Satellite images show large amounts of sediment throughout coastal Louisiana as a result of flooding on the Mississippi River, according to recent U.S. Geological Survey and NASA data.

USGS and NASA are providing satellite imagery to the U.S. Army Corps of Engineers and the State of Louisiana to assist with the flood response efforts.

Satellite images show three large areas of sediment, or plumes, moving through the floodwaters across Louisiana. The opening of the Bonnet Carré water control structure caused a plume that is located in Lake Pontchartrain. Another plume was the combined result of the Morganza spillway being opened and flooding on the Atchafalaya River. The third plume can be seen where the Mississippi River meets the Gulf of Mexico, also known as the Mississippi Delta.

“The current focus is the protection of life and property but we are also trying to learn more about how events like this impact the coastal ecosystems,” said Phil Turnipseed, Director of the USGS National Wetlands Research Center. “If we can better understand how sediments move into the wetlands, then we could create more effective restoration projects."

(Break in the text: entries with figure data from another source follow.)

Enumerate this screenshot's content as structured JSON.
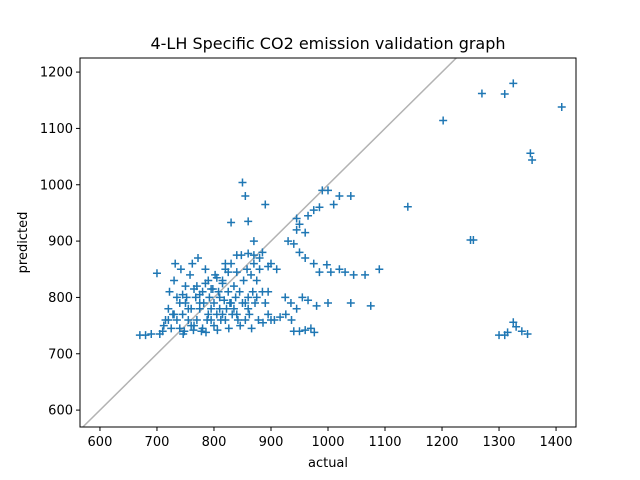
{
  "chart_data": {
    "type": "scatter",
    "title": "4-LH Specific CO2 emission validation graph",
    "xlabel": "actual",
    "ylabel": "predicted",
    "xlim": [
      565,
      1435
    ],
    "ylim": [
      570,
      1225
    ],
    "xticks": [
      600,
      700,
      800,
      900,
      1000,
      1100,
      1200,
      1300,
      1400
    ],
    "yticks": [
      600,
      700,
      800,
      900,
      1000,
      1100,
      1200
    ],
    "grid": false,
    "marker": "+",
    "series_color": "#1f77b4",
    "reference_line": {
      "from": [
        560,
        560
      ],
      "to": [
        1440,
        1440
      ],
      "color": "#b3b3b3"
    },
    "points": [
      [
        670,
        733
      ],
      [
        680,
        733
      ],
      [
        690,
        735
      ],
      [
        700,
        843
      ],
      [
        705,
        735
      ],
      [
        710,
        740
      ],
      [
        715,
        760
      ],
      [
        720,
        780
      ],
      [
        722,
        810
      ],
      [
        725,
        745
      ],
      [
        730,
        830
      ],
      [
        732,
        860
      ],
      [
        735,
        760
      ],
      [
        740,
        790
      ],
      [
        742,
        850
      ],
      [
        745,
        770
      ],
      [
        748,
        740
      ],
      [
        750,
        820
      ],
      [
        752,
        800
      ],
      [
        755,
        760
      ],
      [
        758,
        840
      ],
      [
        760,
        780
      ],
      [
        762,
        860
      ],
      [
        765,
        750
      ],
      [
        768,
        800
      ],
      [
        770,
        820
      ],
      [
        772,
        870
      ],
      [
        775,
        780
      ],
      [
        778,
        740
      ],
      [
        780,
        810
      ],
      [
        782,
        790
      ],
      [
        785,
        850
      ],
      [
        788,
        760
      ],
      [
        790,
        830
      ],
      [
        792,
        800
      ],
      [
        795,
        780
      ],
      [
        798,
        815
      ],
      [
        800,
        790
      ],
      [
        802,
        840
      ],
      [
        805,
        770
      ],
      [
        808,
        810
      ],
      [
        810,
        800
      ],
      [
        812,
        760
      ],
      [
        815,
        830
      ],
      [
        818,
        795
      ],
      [
        820,
        850
      ],
      [
        822,
        780
      ],
      [
        825,
        810
      ],
      [
        828,
        790
      ],
      [
        830,
        860
      ],
      [
        832,
        770
      ],
      [
        835,
        820
      ],
      [
        838,
        800
      ],
      [
        840,
        845
      ],
      [
        842,
        760
      ],
      [
        845,
        810
      ],
      [
        848,
        875
      ],
      [
        850,
        790
      ],
      [
        852,
        830
      ],
      [
        855,
        760
      ],
      [
        858,
        850
      ],
      [
        860,
        800
      ],
      [
        862,
        770
      ],
      [
        865,
        840
      ],
      [
        868,
        810
      ],
      [
        870,
        860
      ],
      [
        872,
        790
      ],
      [
        875,
        830
      ],
      [
        878,
        760
      ],
      [
        880,
        850
      ],
      [
        885,
        810
      ],
      [
        890,
        790
      ],
      [
        895,
        770
      ],
      [
        900,
        760
      ],
      [
        720,
        760
      ],
      [
        740,
        745
      ],
      [
        760,
        750
      ],
      [
        780,
        745
      ],
      [
        800,
        750
      ],
      [
        820,
        760
      ],
      [
        840,
        770
      ],
      [
        860,
        780
      ],
      [
        730,
        770
      ],
      [
        750,
        790
      ],
      [
        770,
        760
      ],
      [
        790,
        770
      ],
      [
        810,
        780
      ],
      [
        830,
        790
      ],
      [
        745,
        805
      ],
      [
        765,
        815
      ],
      [
        785,
        825
      ],
      [
        805,
        835
      ],
      [
        825,
        845
      ],
      [
        775,
        805
      ],
      [
        795,
        815
      ],
      [
        815,
        825
      ],
      [
        735,
        800
      ],
      [
        755,
        780
      ],
      [
        775,
        790
      ],
      [
        795,
        760
      ],
      [
        815,
        770
      ],
      [
        835,
        780
      ],
      [
        855,
        790
      ],
      [
        875,
        800
      ],
      [
        895,
        810
      ],
      [
        712,
        750
      ],
      [
        728,
        770
      ],
      [
        746,
        735
      ],
      [
        764,
        742
      ],
      [
        786,
        738
      ],
      [
        806,
        742
      ],
      [
        826,
        745
      ],
      [
        846,
        750
      ],
      [
        866,
        745
      ],
      [
        886,
        755
      ],
      [
        906,
        760
      ],
      [
        916,
        765
      ],
      [
        926,
        770
      ],
      [
        936,
        760
      ],
      [
        940,
        740
      ],
      [
        950,
        740
      ],
      [
        960,
        742
      ],
      [
        970,
        745
      ],
      [
        976,
        738
      ],
      [
        925,
        800
      ],
      [
        935,
        790
      ],
      [
        945,
        780
      ],
      [
        955,
        800
      ],
      [
        965,
        795
      ],
      [
        980,
        785
      ],
      [
        1000,
        790
      ],
      [
        1040,
        790
      ],
      [
        1075,
        785
      ],
      [
        930,
        900
      ],
      [
        940,
        895
      ],
      [
        950,
        880
      ],
      [
        960,
        870
      ],
      [
        975,
        860
      ],
      [
        985,
        845
      ],
      [
        998,
        858
      ],
      [
        1005,
        845
      ],
      [
        1020,
        850
      ],
      [
        1030,
        845
      ],
      [
        1045,
        840
      ],
      [
        1065,
        840
      ],
      [
        1090,
        850
      ],
      [
        945,
        940
      ],
      [
        950,
        930
      ],
      [
        965,
        945
      ],
      [
        975,
        955
      ],
      [
        985,
        960
      ],
      [
        990,
        990
      ],
      [
        1000,
        990
      ],
      [
        1010,
        965
      ],
      [
        1020,
        980
      ],
      [
        1040,
        980
      ],
      [
        945,
        920
      ],
      [
        960,
        915
      ],
      [
        830,
        933
      ],
      [
        850,
        1004
      ],
      [
        855,
        980
      ],
      [
        860,
        935
      ],
      [
        870,
        900
      ],
      [
        885,
        880
      ],
      [
        890,
        965
      ],
      [
        900,
        860
      ],
      [
        910,
        850
      ],
      [
        895,
        855
      ],
      [
        880,
        870
      ],
      [
        870,
        875
      ],
      [
        860,
        878
      ],
      [
        840,
        875
      ],
      [
        820,
        860
      ],
      [
        1140,
        961
      ],
      [
        1202,
        1114
      ],
      [
        1250,
        902
      ],
      [
        1255,
        902
      ],
      [
        1270,
        1162
      ],
      [
        1310,
        1161
      ],
      [
        1325,
        1180
      ],
      [
        1300,
        733
      ],
      [
        1310,
        733
      ],
      [
        1315,
        738
      ],
      [
        1325,
        756
      ],
      [
        1330,
        748
      ],
      [
        1340,
        740
      ],
      [
        1350,
        735
      ],
      [
        1355,
        1056
      ],
      [
        1358,
        1044
      ],
      [
        1410,
        1138
      ]
    ]
  }
}
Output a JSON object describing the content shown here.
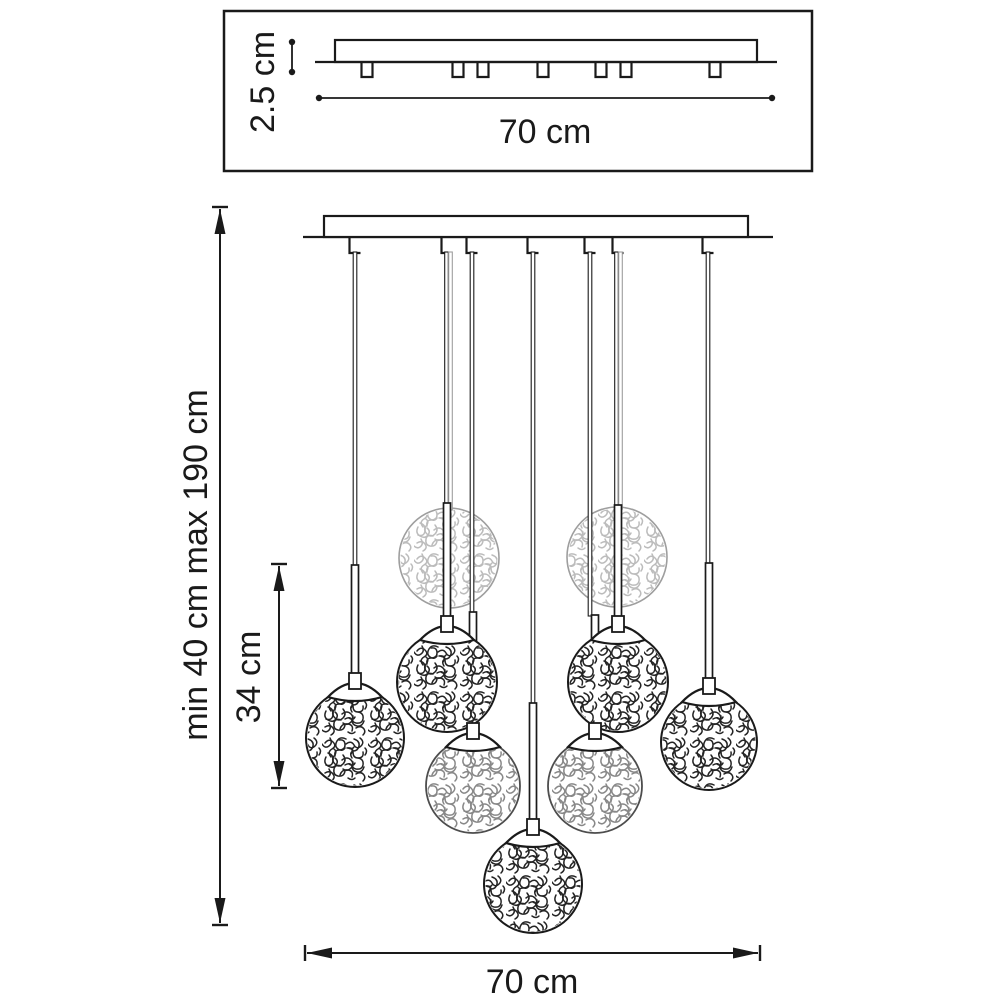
{
  "document": {
    "type": "pendant-chandelier-technical-drawing",
    "background_color": "#ffffff",
    "line_color": "#1a1a1a"
  },
  "detail_view": {
    "description": "ceiling-plate-side-view",
    "height_dimension_label": "2.5 cm",
    "width_dimension_label": "70 cm"
  },
  "main_view": {
    "pendant_count": 9,
    "suspension_range_label": "min 40 cm max 190 cm",
    "pendant_drop_label": "34 cm",
    "fixture_width_label": "70 cm"
  }
}
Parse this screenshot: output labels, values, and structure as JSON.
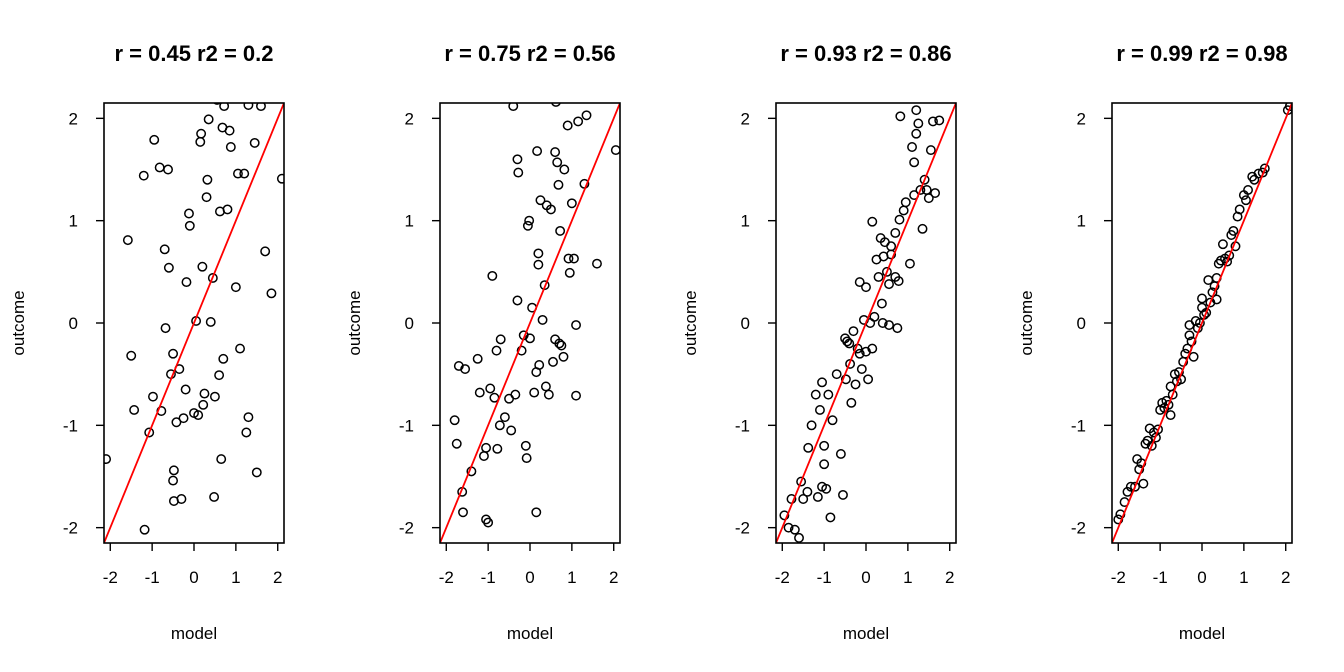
{
  "chart_data": [
    {
      "type": "scatter",
      "title": "r = 0.45  r2 =  0.2",
      "xlabel": "model",
      "ylabel": "outcome",
      "xlim": [
        -2.15,
        2.15
      ],
      "ylim": [
        -2.15,
        2.15
      ],
      "xticks": [
        -2,
        -1,
        0,
        1,
        2
      ],
      "yticks": [
        -2,
        -1,
        0,
        1,
        2
      ],
      "xtick_labels": [
        "-2",
        "-1",
        "0",
        "1",
        "2"
      ],
      "ytick_labels": [
        "-2",
        "-1",
        "0",
        "1",
        "2"
      ],
      "fit_line": {
        "slope": 1,
        "intercept": 0,
        "color": "#ff0000"
      },
      "points": [
        [
          -2.1,
          -1.33
        ],
        [
          -1.58,
          0.81
        ],
        [
          -1.5,
          -0.32
        ],
        [
          -1.43,
          -0.85
        ],
        [
          -1.2,
          1.44
        ],
        [
          -1.18,
          -2.02
        ],
        [
          -1.07,
          -1.07
        ],
        [
          -0.98,
          -0.72
        ],
        [
          -0.95,
          1.79
        ],
        [
          -0.82,
          1.52
        ],
        [
          -0.78,
          -0.86
        ],
        [
          -0.7,
          0.72
        ],
        [
          -0.68,
          -0.05
        ],
        [
          -0.62,
          1.5
        ],
        [
          -0.6,
          0.54
        ],
        [
          -0.55,
          -0.5
        ],
        [
          -0.5,
          -0.3
        ],
        [
          -0.5,
          -1.54
        ],
        [
          -0.48,
          -1.44
        ],
        [
          -0.48,
          -1.74
        ],
        [
          -0.42,
          -0.97
        ],
        [
          -0.35,
          -0.45
        ],
        [
          -0.3,
          -1.72
        ],
        [
          -0.25,
          -0.93
        ],
        [
          -0.2,
          -0.65
        ],
        [
          -0.18,
          0.4
        ],
        [
          -0.12,
          1.07
        ],
        [
          -0.1,
          0.95
        ],
        [
          0.0,
          -0.88
        ],
        [
          0.05,
          0.02
        ],
        [
          0.1,
          -0.9
        ],
        [
          0.15,
          1.77
        ],
        [
          0.17,
          1.85
        ],
        [
          0.2,
          0.55
        ],
        [
          0.22,
          -0.8
        ],
        [
          0.25,
          -0.69
        ],
        [
          0.3,
          1.23
        ],
        [
          0.32,
          1.4
        ],
        [
          0.35,
          1.99
        ],
        [
          0.4,
          0.01
        ],
        [
          0.45,
          0.44
        ],
        [
          0.48,
          -1.7
        ],
        [
          0.5,
          -0.72
        ],
        [
          0.55,
          2.18
        ],
        [
          0.6,
          -0.51
        ],
        [
          0.62,
          1.09
        ],
        [
          0.65,
          -1.33
        ],
        [
          0.68,
          1.91
        ],
        [
          0.7,
          -0.35
        ],
        [
          0.72,
          2.12
        ],
        [
          0.8,
          1.11
        ],
        [
          0.85,
          1.88
        ],
        [
          0.88,
          1.72
        ],
        [
          1.0,
          0.35
        ],
        [
          1.05,
          1.46
        ],
        [
          1.1,
          -0.25
        ],
        [
          1.2,
          1.46
        ],
        [
          1.25,
          -1.07
        ],
        [
          1.3,
          -0.92
        ],
        [
          1.3,
          2.13
        ],
        [
          1.45,
          1.76
        ],
        [
          1.5,
          -1.46
        ],
        [
          1.6,
          2.12
        ],
        [
          1.7,
          0.7
        ],
        [
          1.85,
          0.29
        ],
        [
          2.1,
          1.41
        ]
      ]
    },
    {
      "type": "scatter",
      "title": "r = 0.75  r2 =  0.56",
      "xlabel": "model",
      "ylabel": "outcome",
      "xlim": [
        -2.15,
        2.15
      ],
      "ylim": [
        -2.15,
        2.15
      ],
      "xticks": [
        -2,
        -1,
        0,
        1,
        2
      ],
      "yticks": [
        -2,
        -1,
        0,
        1,
        2
      ],
      "xtick_labels": [
        "-2",
        "-1",
        "0",
        "1",
        "2"
      ],
      "ytick_labels": [
        "-2",
        "-1",
        "0",
        "1",
        "2"
      ],
      "fit_line": {
        "slope": 1,
        "intercept": 0,
        "color": "#ff0000"
      },
      "points": [
        [
          -1.8,
          -0.95
        ],
        [
          -1.75,
          -1.18
        ],
        [
          -1.7,
          -0.42
        ],
        [
          -1.62,
          -1.65
        ],
        [
          -1.6,
          -1.85
        ],
        [
          -1.55,
          -0.45
        ],
        [
          -1.4,
          -1.45
        ],
        [
          -1.25,
          -0.35
        ],
        [
          -1.2,
          -0.68
        ],
        [
          -1.1,
          -1.3
        ],
        [
          -1.05,
          -1.22
        ],
        [
          -1.05,
          -1.92
        ],
        [
          -1.0,
          -1.95
        ],
        [
          -0.95,
          -0.64
        ],
        [
          -0.9,
          0.46
        ],
        [
          -0.85,
          -0.73
        ],
        [
          -0.8,
          -0.27
        ],
        [
          -0.78,
          -1.23
        ],
        [
          -0.72,
          -1.0
        ],
        [
          -0.7,
          -0.16
        ],
        [
          -0.6,
          -0.92
        ],
        [
          -0.5,
          -0.74
        ],
        [
          -0.45,
          -1.05
        ],
        [
          -0.4,
          2.12
        ],
        [
          -0.35,
          -0.7
        ],
        [
          -0.3,
          1.6
        ],
        [
          -0.28,
          1.47
        ],
        [
          -0.3,
          0.22
        ],
        [
          -0.2,
          -0.27
        ],
        [
          -0.15,
          -0.12
        ],
        [
          -0.1,
          -1.2
        ],
        [
          -0.08,
          -1.32
        ],
        [
          -0.05,
          0.95
        ],
        [
          -0.02,
          1.0
        ],
        [
          0.0,
          -0.15
        ],
        [
          0.05,
          0.15
        ],
        [
          0.1,
          -0.68
        ],
        [
          0.15,
          -0.48
        ],
        [
          0.17,
          1.68
        ],
        [
          0.2,
          0.57
        ],
        [
          0.2,
          0.68
        ],
        [
          0.22,
          -0.41
        ],
        [
          0.25,
          1.2
        ],
        [
          0.3,
          0.03
        ],
        [
          0.35,
          0.37
        ],
        [
          0.38,
          -0.62
        ],
        [
          0.4,
          1.15
        ],
        [
          0.45,
          -0.7
        ],
        [
          0.5,
          1.11
        ],
        [
          0.55,
          -0.38
        ],
        [
          0.6,
          1.67
        ],
        [
          0.6,
          -0.16
        ],
        [
          0.62,
          2.16
        ],
        [
          0.65,
          1.57
        ],
        [
          0.68,
          1.35
        ],
        [
          0.7,
          -0.2
        ],
        [
          0.72,
          0.9
        ],
        [
          0.75,
          -0.22
        ],
        [
          0.8,
          -0.33
        ],
        [
          0.82,
          1.5
        ],
        [
          0.9,
          1.93
        ],
        [
          0.92,
          0.63
        ],
        [
          0.95,
          0.49
        ],
        [
          1.0,
          1.17
        ],
        [
          1.05,
          0.63
        ],
        [
          1.1,
          -0.02
        ],
        [
          1.1,
          -0.71
        ],
        [
          1.15,
          1.97
        ],
        [
          1.3,
          1.36
        ],
        [
          1.35,
          2.03
        ],
        [
          1.6,
          0.58
        ],
        [
          2.05,
          1.69
        ],
        [
          0.15,
          -1.85
        ]
      ]
    },
    {
      "type": "scatter",
      "title": "r = 0.93  r2 =  0.86",
      "xlabel": "model",
      "ylabel": "outcome",
      "xlim": [
        -2.15,
        2.15
      ],
      "ylim": [
        -2.15,
        2.15
      ],
      "xticks": [
        -2,
        -1,
        0,
        1,
        2
      ],
      "yticks": [
        -2,
        -1,
        0,
        1,
        2
      ],
      "xtick_labels": [
        "-2",
        "-1",
        "0",
        "1",
        "2"
      ],
      "ytick_labels": [
        "-2",
        "-1",
        "0",
        "1",
        "2"
      ],
      "fit_line": {
        "slope": 1,
        "intercept": 0,
        "color": "#ff0000"
      },
      "points": [
        [
          -1.95,
          -1.88
        ],
        [
          -1.85,
          -2.0
        ],
        [
          -1.78,
          -1.72
        ],
        [
          -1.7,
          -2.02
        ],
        [
          -1.6,
          -2.1
        ],
        [
          -1.55,
          -1.55
        ],
        [
          -1.5,
          -1.72
        ],
        [
          -1.4,
          -1.65
        ],
        [
          -1.38,
          -1.22
        ],
        [
          -1.3,
          -1.0
        ],
        [
          -1.2,
          -0.7
        ],
        [
          -1.15,
          -1.7
        ],
        [
          -1.1,
          -0.85
        ],
        [
          -1.05,
          -0.58
        ],
        [
          -1.05,
          -1.6
        ],
        [
          -1.0,
          -1.38
        ],
        [
          -1.0,
          -1.2
        ],
        [
          -0.95,
          -1.62
        ],
        [
          -0.9,
          -0.7
        ],
        [
          -0.85,
          -1.9
        ],
        [
          -0.8,
          -0.95
        ],
        [
          -0.7,
          -0.5
        ],
        [
          -0.6,
          -1.28
        ],
        [
          -0.55,
          -1.68
        ],
        [
          -0.5,
          -0.15
        ],
        [
          -0.48,
          -0.55
        ],
        [
          -0.4,
          -0.2
        ],
        [
          -0.38,
          -0.4
        ],
        [
          -0.35,
          -0.78
        ],
        [
          -0.3,
          -0.08
        ],
        [
          -0.25,
          -0.6
        ],
        [
          -0.2,
          -0.25
        ],
        [
          -0.15,
          -0.3
        ],
        [
          -0.15,
          0.4
        ],
        [
          -0.1,
          -0.45
        ],
        [
          -0.05,
          0.03
        ],
        [
          0.0,
          0.35
        ],
        [
          0.0,
          -0.28
        ],
        [
          0.05,
          -0.55
        ],
        [
          0.1,
          0.0
        ],
        [
          0.15,
          0.99
        ],
        [
          0.15,
          -0.25
        ],
        [
          0.2,
          0.06
        ],
        [
          0.25,
          0.62
        ],
        [
          0.3,
          0.45
        ],
        [
          0.35,
          0.83
        ],
        [
          0.38,
          0.19
        ],
        [
          0.4,
          0.0
        ],
        [
          0.42,
          0.65
        ],
        [
          0.45,
          0.79
        ],
        [
          0.5,
          0.5
        ],
        [
          0.55,
          0.38
        ],
        [
          0.55,
          -0.02
        ],
        [
          0.6,
          0.75
        ],
        [
          0.6,
          0.67
        ],
        [
          0.7,
          0.88
        ],
        [
          0.7,
          0.45
        ],
        [
          0.75,
          -0.05
        ],
        [
          0.78,
          0.41
        ],
        [
          0.8,
          1.01
        ],
        [
          0.82,
          2.02
        ],
        [
          0.9,
          1.1
        ],
        [
          0.95,
          1.18
        ],
        [
          1.05,
          0.58
        ],
        [
          1.1,
          1.72
        ],
        [
          1.15,
          1.57
        ],
        [
          1.15,
          1.25
        ],
        [
          1.2,
          1.85
        ],
        [
          1.2,
          2.08
        ],
        [
          1.25,
          1.95
        ],
        [
          1.3,
          1.3
        ],
        [
          1.35,
          0.92
        ],
        [
          1.4,
          1.4
        ],
        [
          1.45,
          1.3
        ],
        [
          1.5,
          1.22
        ],
        [
          1.55,
          1.69
        ],
        [
          1.6,
          1.97
        ],
        [
          1.65,
          1.27
        ],
        [
          1.75,
          1.98
        ],
        [
          -0.45,
          -0.18
        ]
      ]
    },
    {
      "type": "scatter",
      "title": "r = 0.99  r2 =  0.98",
      "xlabel": "model",
      "ylabel": "outcome",
      "xlim": [
        -2.15,
        2.15
      ],
      "ylim": [
        -2.15,
        2.15
      ],
      "xticks": [
        -2,
        -1,
        0,
        1,
        2
      ],
      "yticks": [
        -2,
        -1,
        0,
        1,
        2
      ],
      "xtick_labels": [
        "-2",
        "-1",
        "0",
        "1",
        "2"
      ],
      "ytick_labels": [
        "-2",
        "-1",
        "0",
        "1",
        "2"
      ],
      "fit_line": {
        "slope": 1,
        "intercept": 0,
        "color": "#ff0000"
      },
      "points": [
        [
          -2.0,
          -1.92
        ],
        [
          -1.95,
          -1.87
        ],
        [
          -1.85,
          -1.75
        ],
        [
          -1.78,
          -1.65
        ],
        [
          -1.7,
          -1.6
        ],
        [
          -1.6,
          -1.6
        ],
        [
          -1.55,
          -1.33
        ],
        [
          -1.5,
          -1.43
        ],
        [
          -1.45,
          -1.37
        ],
        [
          -1.4,
          -1.57
        ],
        [
          -1.35,
          -1.18
        ],
        [
          -1.3,
          -1.15
        ],
        [
          -1.25,
          -1.03
        ],
        [
          -1.2,
          -1.2
        ],
        [
          -1.15,
          -1.07
        ],
        [
          -1.1,
          -1.12
        ],
        [
          -1.05,
          -1.04
        ],
        [
          -1.0,
          -0.85
        ],
        [
          -0.95,
          -0.78
        ],
        [
          -0.9,
          -0.83
        ],
        [
          -0.85,
          -0.76
        ],
        [
          -0.8,
          -0.8
        ],
        [
          -0.75,
          -0.62
        ],
        [
          -0.7,
          -0.7
        ],
        [
          -0.65,
          -0.5
        ],
        [
          -0.6,
          -0.57
        ],
        [
          -0.55,
          -0.48
        ],
        [
          -0.5,
          -0.55
        ],
        [
          -0.45,
          -0.38
        ],
        [
          -0.4,
          -0.3
        ],
        [
          -0.35,
          -0.25
        ],
        [
          -0.3,
          -0.02
        ],
        [
          -0.25,
          -0.18
        ],
        [
          -0.2,
          -0.33
        ],
        [
          -0.15,
          0.02
        ],
        [
          -0.1,
          -0.05
        ],
        [
          -0.05,
          0.0
        ],
        [
          0.0,
          0.24
        ],
        [
          0.05,
          0.08
        ],
        [
          0.1,
          0.1
        ],
        [
          0.15,
          0.42
        ],
        [
          0.2,
          0.2
        ],
        [
          0.25,
          0.3
        ],
        [
          0.3,
          0.36
        ],
        [
          0.35,
          0.44
        ],
        [
          0.4,
          0.58
        ],
        [
          0.45,
          0.61
        ],
        [
          0.5,
          0.77
        ],
        [
          0.55,
          0.63
        ],
        [
          0.6,
          0.6
        ],
        [
          0.65,
          0.66
        ],
        [
          0.7,
          0.86
        ],
        [
          0.75,
          0.9
        ],
        [
          0.8,
          0.75
        ],
        [
          0.85,
          1.04
        ],
        [
          0.9,
          1.11
        ],
        [
          1.0,
          1.25
        ],
        [
          1.05,
          1.2
        ],
        [
          1.1,
          1.3
        ],
        [
          1.2,
          1.43
        ],
        [
          1.25,
          1.4
        ],
        [
          1.35,
          1.46
        ],
        [
          1.45,
          1.47
        ],
        [
          1.5,
          1.51
        ],
        [
          2.05,
          2.08
        ],
        [
          2.1,
          2.12
        ],
        [
          -0.3,
          -0.12
        ],
        [
          0.0,
          0.15
        ],
        [
          0.35,
          0.23
        ],
        [
          -0.75,
          -0.9
        ]
      ]
    }
  ]
}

NASA provided the data from the Moderate Resolution Imaging Spectroradiometer instrument flying on NASA's Aqua satellite in response to a request by the USGS National Wetlands Research Center in Lafayette, La. This is part of an ongoing commitment by NASA’s Applied Science and Technology Project Office at the John C. Stennis Space Center, Bay St. Louis, to use data from agency satellites to help communities address issues of concern, such as forest management and coastal erosion.

“NASA satellites like Aqua and the USGS-operated Landsat are crucial in providing information to help monitor the extent and the effects of natural hazards, like floods and hurricanes,” said Bill Graham, NASA researcher located at the Stennis Space Center. “These sensors allow managers to have a better perspective of regional impacts in a timely fashion.”